Les robots remplaceront-ils un jour les chirurgiens dans les blocs opératoires ? L'Académie de médecine a demandé au Pr Jacques Marescaux, le 'pape' strasbourgeois de la robotique chirurgicale, de faire le point sur l'avenir de ces nouveaux outils. Ceux-ci ne tremblent pas, suturent avec une précision inégalée, visent exactement leurs cibles. Mais lents et encombrants, ils ne sont que les esclaves des opérateurs et seraient incapables de décider dans une situation critique. Bientôt ils pourraient opérer seuls, sous le contrôle du spécialiste humain ! Aujourd'hui, une quarantaine de chirurgiens français, dont une majorité d'urologues, mais aussi des chirurgiens thoraciques, des gynécologues et des ORL se partagent jour après jour dans les blocs opératoires un des 20 robots Da Vinci TM, de la firme Intuitive Surgical qui détient le monopole de ces appareils."

"Tout a commencé en 1988 avec la chirurgie mini-invasive utilisant les endoscopes munis d'optiques et d'outils, puis ce qu'il est convenu d'appeler la réalité virtuelle appliquée à la chirurgie : à partir des données de l'imagerie médicale (scanners, IRM, radios), on peut aujourd'hui reconstruire par l'informatique un 'clone numérique' du malade, organe par organe, coupe par coupe. Pour un organe complexe comme le foie, ce système permet de naviguer à l'intérieur d'un lobule virtuel en respectant l'anatomie. On peut donc repérer une tumeur, la localiser, donner son volume exact. Et aussi faire un plan précis de l'opération prévue, décider de trajectoires exactes à partir des incisions."

"Une bonne machine à coudre"

"Sans se laisser étourdir par le futur radieux d'une chirurgie entièrement automatisée aux 'mains' de robots et ne laissant pas de cicatrices, des voix s'élèvent néanmoins dans le monde médical. Le Pr Daniel Loisance (CHU Henri-Mondor, Créteil) membre de ­l'Académie de médecine, s'en est pris frontalement au Pr Marescaux : 'Tu fascines les médias, les membres de l'Académie et les malades avec tes concepts. Mais les malades qui me réclament un triple pontage coronaire à thorax fermé avec le robot, je suis obligé de les dissuader. Notre responsabilité, c'est leur ­sécurité.' 'Je n'ai jamais fait la promotion de la robotique chirurgicale, se défend le Pr Marescaux.
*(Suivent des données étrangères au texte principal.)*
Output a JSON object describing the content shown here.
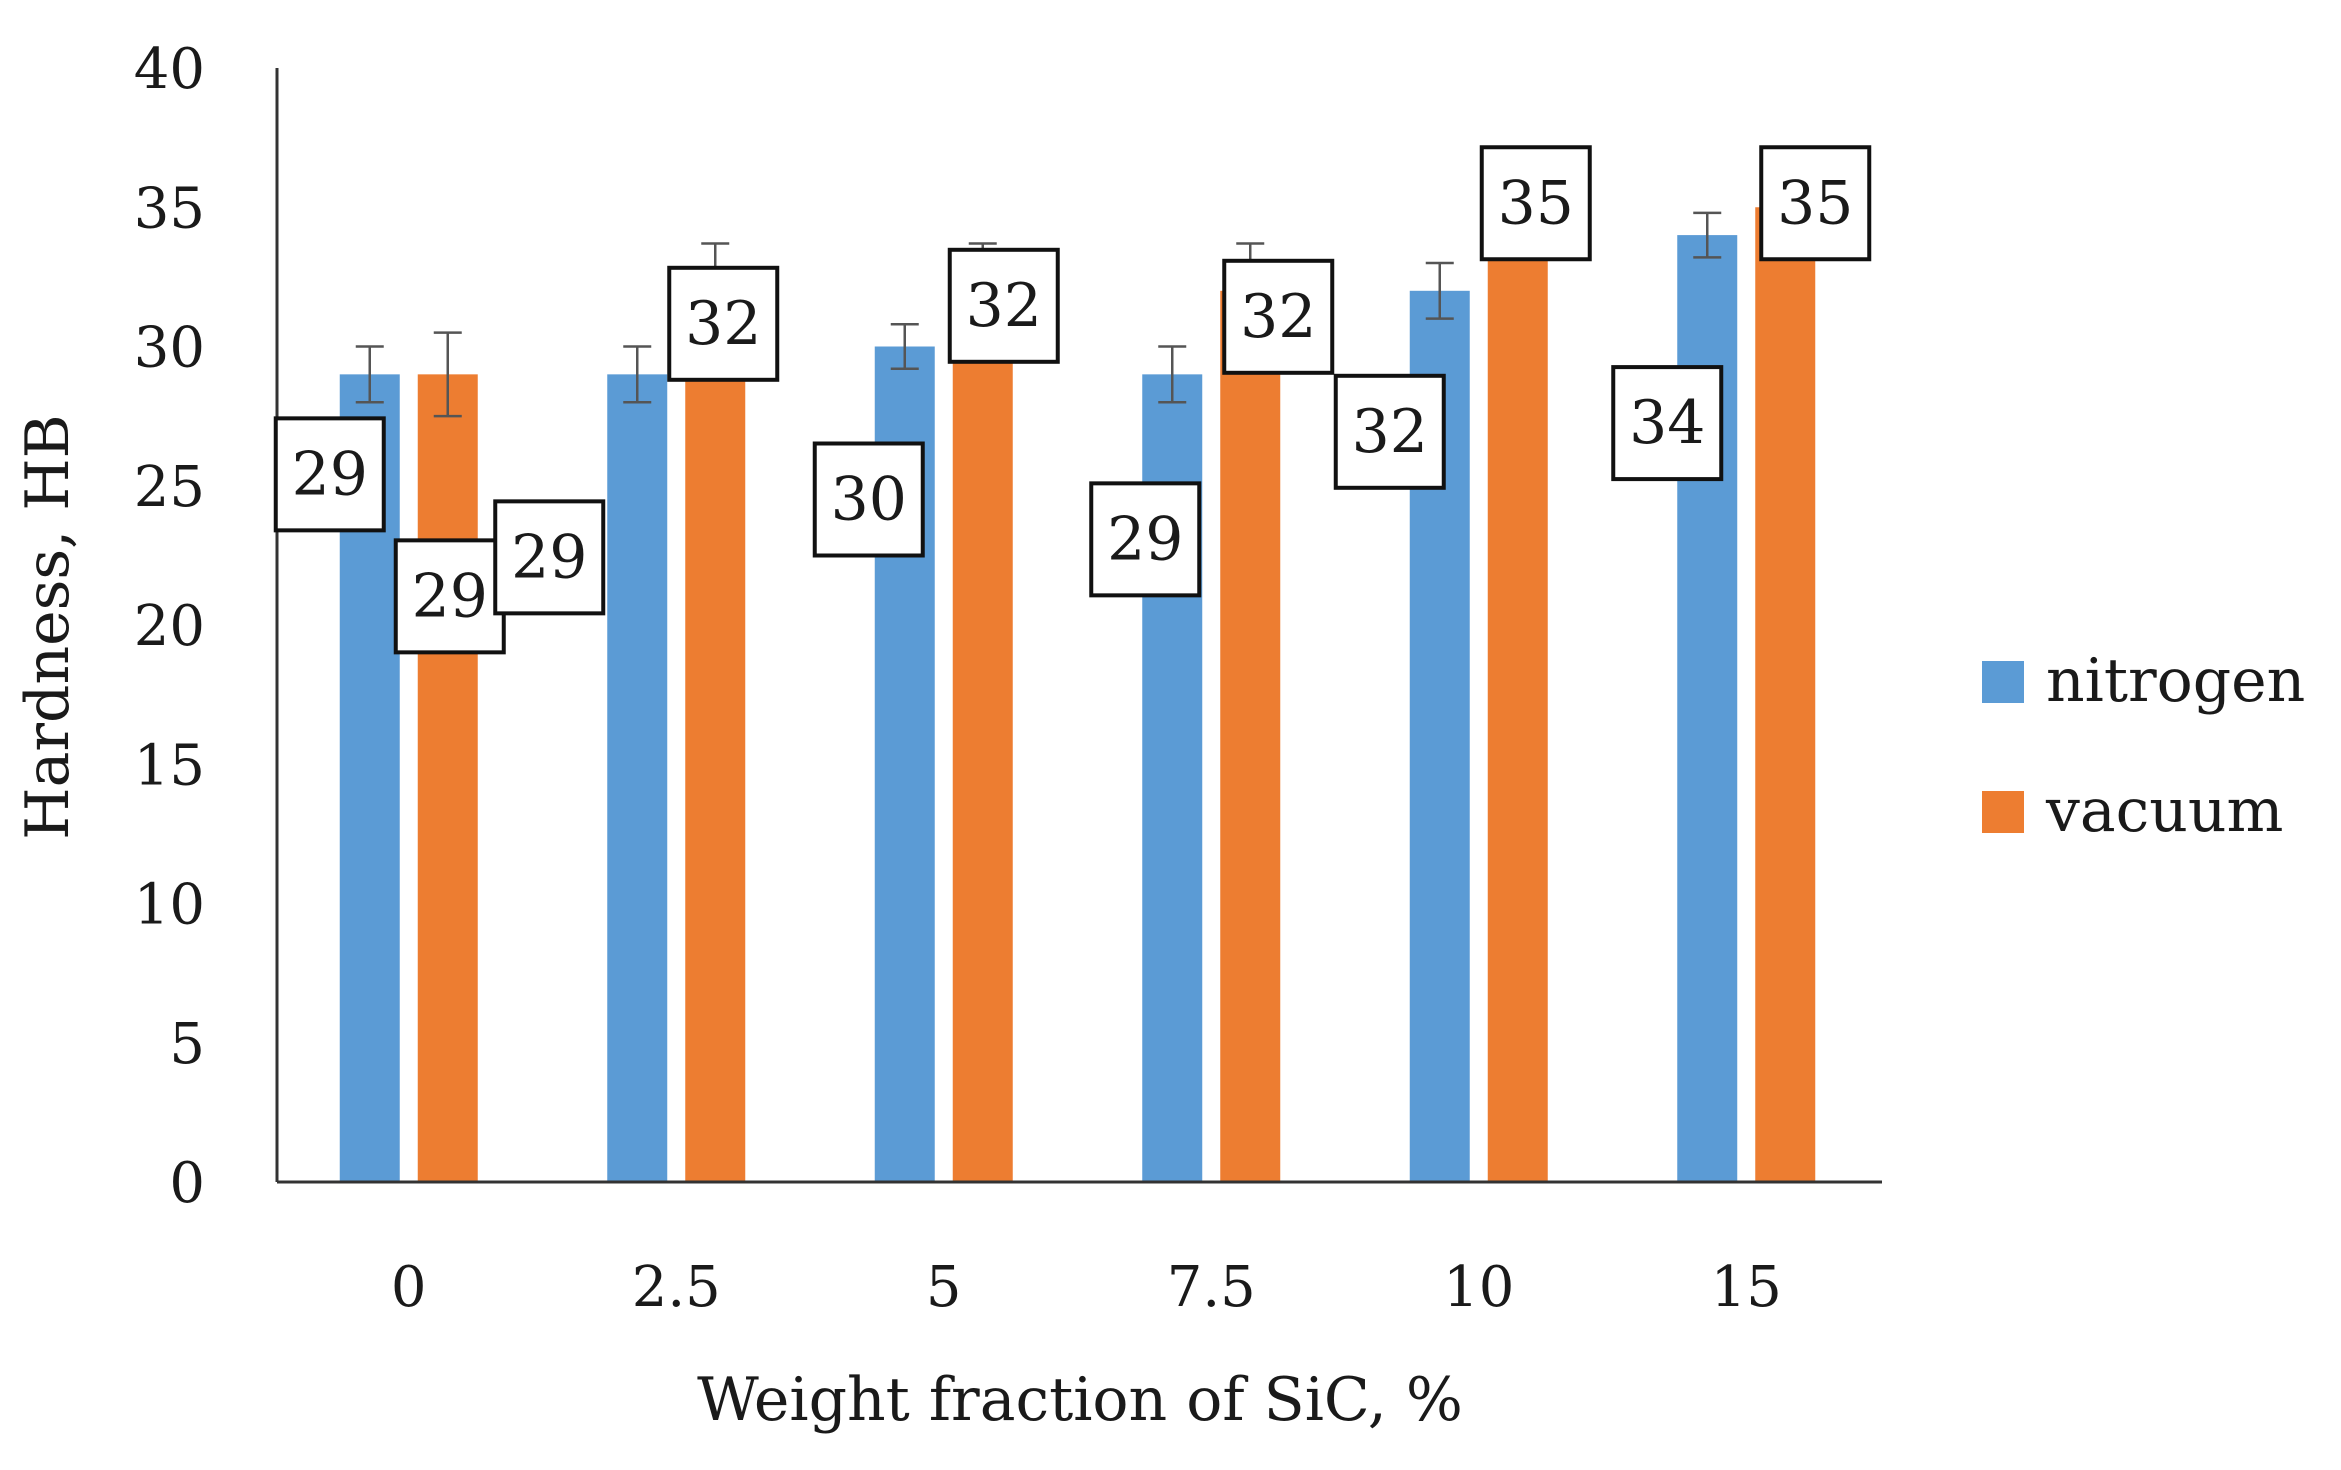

Je connais la dangerosité de la chirurgie cardiaque !'

Le chirurgien thoracique Thierry Folliguet (institut Montsouris, Paris) reconnaît que le robot (partagé avec les urologues) n'a que peu d'indications : 'Nous ne faisons plus, en chirurgie cardiaque, que les pontages coronaires d'une seule artère et la réparation de certaines lésions de la valve mitrale (entre l'oreillette et le ventricule gauche). En tout, 40 malades par an, pour un investissement compris entre 1,2 et 1,5 million d'euros et 10 pour cent de son prix pour la maintenance chaque année.' Le Pr Jean-Noël Fabiani (hôpital Georges-Pompidou, Paris) reconnaît que le robot 'est une très bonne machine à coudre', mais le robot Da Vinci TM, don de la fondation Alain-Carpentier, 'n'opère qu'un malade par mois'."
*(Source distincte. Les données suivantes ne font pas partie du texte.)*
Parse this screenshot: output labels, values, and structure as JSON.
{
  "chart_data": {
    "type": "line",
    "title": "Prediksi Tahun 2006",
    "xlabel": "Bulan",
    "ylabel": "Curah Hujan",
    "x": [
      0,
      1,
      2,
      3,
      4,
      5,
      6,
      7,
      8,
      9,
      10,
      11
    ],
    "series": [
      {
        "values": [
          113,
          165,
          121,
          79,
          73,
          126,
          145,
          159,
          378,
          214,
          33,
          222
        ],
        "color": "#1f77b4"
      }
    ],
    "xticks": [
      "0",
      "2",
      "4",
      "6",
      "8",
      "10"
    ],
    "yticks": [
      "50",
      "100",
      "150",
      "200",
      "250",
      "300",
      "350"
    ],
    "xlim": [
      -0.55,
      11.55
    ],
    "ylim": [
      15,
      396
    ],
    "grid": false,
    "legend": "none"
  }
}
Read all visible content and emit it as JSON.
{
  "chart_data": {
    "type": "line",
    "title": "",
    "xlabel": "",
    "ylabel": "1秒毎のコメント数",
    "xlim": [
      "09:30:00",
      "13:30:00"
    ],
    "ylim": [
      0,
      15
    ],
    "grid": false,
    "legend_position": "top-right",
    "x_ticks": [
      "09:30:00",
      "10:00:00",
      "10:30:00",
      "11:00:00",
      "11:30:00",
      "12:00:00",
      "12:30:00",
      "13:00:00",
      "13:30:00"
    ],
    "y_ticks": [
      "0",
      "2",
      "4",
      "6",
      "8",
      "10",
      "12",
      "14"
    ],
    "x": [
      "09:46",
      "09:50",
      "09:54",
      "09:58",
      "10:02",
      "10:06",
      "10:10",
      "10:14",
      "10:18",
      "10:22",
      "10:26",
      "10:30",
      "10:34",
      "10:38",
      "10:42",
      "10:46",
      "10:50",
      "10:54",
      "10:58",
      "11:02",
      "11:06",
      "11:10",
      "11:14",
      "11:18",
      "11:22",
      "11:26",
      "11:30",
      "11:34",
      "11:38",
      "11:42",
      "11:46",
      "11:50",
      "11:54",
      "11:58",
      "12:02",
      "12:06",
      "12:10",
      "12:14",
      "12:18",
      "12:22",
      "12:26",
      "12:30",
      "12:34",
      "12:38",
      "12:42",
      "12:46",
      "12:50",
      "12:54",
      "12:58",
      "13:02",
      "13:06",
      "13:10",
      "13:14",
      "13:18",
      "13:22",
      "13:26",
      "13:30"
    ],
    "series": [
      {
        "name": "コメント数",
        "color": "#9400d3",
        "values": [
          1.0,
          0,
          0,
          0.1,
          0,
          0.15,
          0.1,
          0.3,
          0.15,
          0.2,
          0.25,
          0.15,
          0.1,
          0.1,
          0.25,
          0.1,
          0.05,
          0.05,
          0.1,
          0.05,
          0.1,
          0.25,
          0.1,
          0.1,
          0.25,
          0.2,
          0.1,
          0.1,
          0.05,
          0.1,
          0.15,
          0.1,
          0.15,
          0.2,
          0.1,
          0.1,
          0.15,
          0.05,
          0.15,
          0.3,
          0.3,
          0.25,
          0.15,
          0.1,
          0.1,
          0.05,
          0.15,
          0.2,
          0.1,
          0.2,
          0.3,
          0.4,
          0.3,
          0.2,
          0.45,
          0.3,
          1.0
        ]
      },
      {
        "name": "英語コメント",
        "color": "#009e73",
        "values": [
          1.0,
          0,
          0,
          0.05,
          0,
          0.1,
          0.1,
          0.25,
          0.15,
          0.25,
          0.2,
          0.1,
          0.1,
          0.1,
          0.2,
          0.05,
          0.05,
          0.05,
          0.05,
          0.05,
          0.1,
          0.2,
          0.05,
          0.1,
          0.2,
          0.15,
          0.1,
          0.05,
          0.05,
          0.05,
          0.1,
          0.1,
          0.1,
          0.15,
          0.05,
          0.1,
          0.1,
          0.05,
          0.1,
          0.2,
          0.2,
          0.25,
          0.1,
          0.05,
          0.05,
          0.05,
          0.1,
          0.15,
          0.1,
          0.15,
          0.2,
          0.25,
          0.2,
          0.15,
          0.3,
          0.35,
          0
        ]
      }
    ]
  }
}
"La fronde des utilisateurs"

"D'après Olivier Tintorini, représentant en France d'Intuitive Surgical, la fronde des utilisateurs est financière : 'Nous ne faisons aucune remise commerciale, que vous opériez 10 ou 550 prostates par an. Partout dans le monde, c'est un honneur pour nos clients que de payer le prix catalogue !' Sauf que la fronde est mondiale, et ne se limite pas aux aspects mercantiles. Une enquête réalisée aux États-Unis pour le Journal of Thoracic and Cardiovascular surgery (février 2008) montre que, si 25 pour cent des blocs de chirurgie cardiaque ont le robot, le nombre d'opérations entièrement ou en partie faites avec cet outil n'atteignait en 2006 que 1 700 par an, soit 7,3 opérations par robot et par an.

Comme en France, les Da Vinci TM qui ne font pas des opérations de prostate où ils se montrent très performants ne font que quelques opérations par an.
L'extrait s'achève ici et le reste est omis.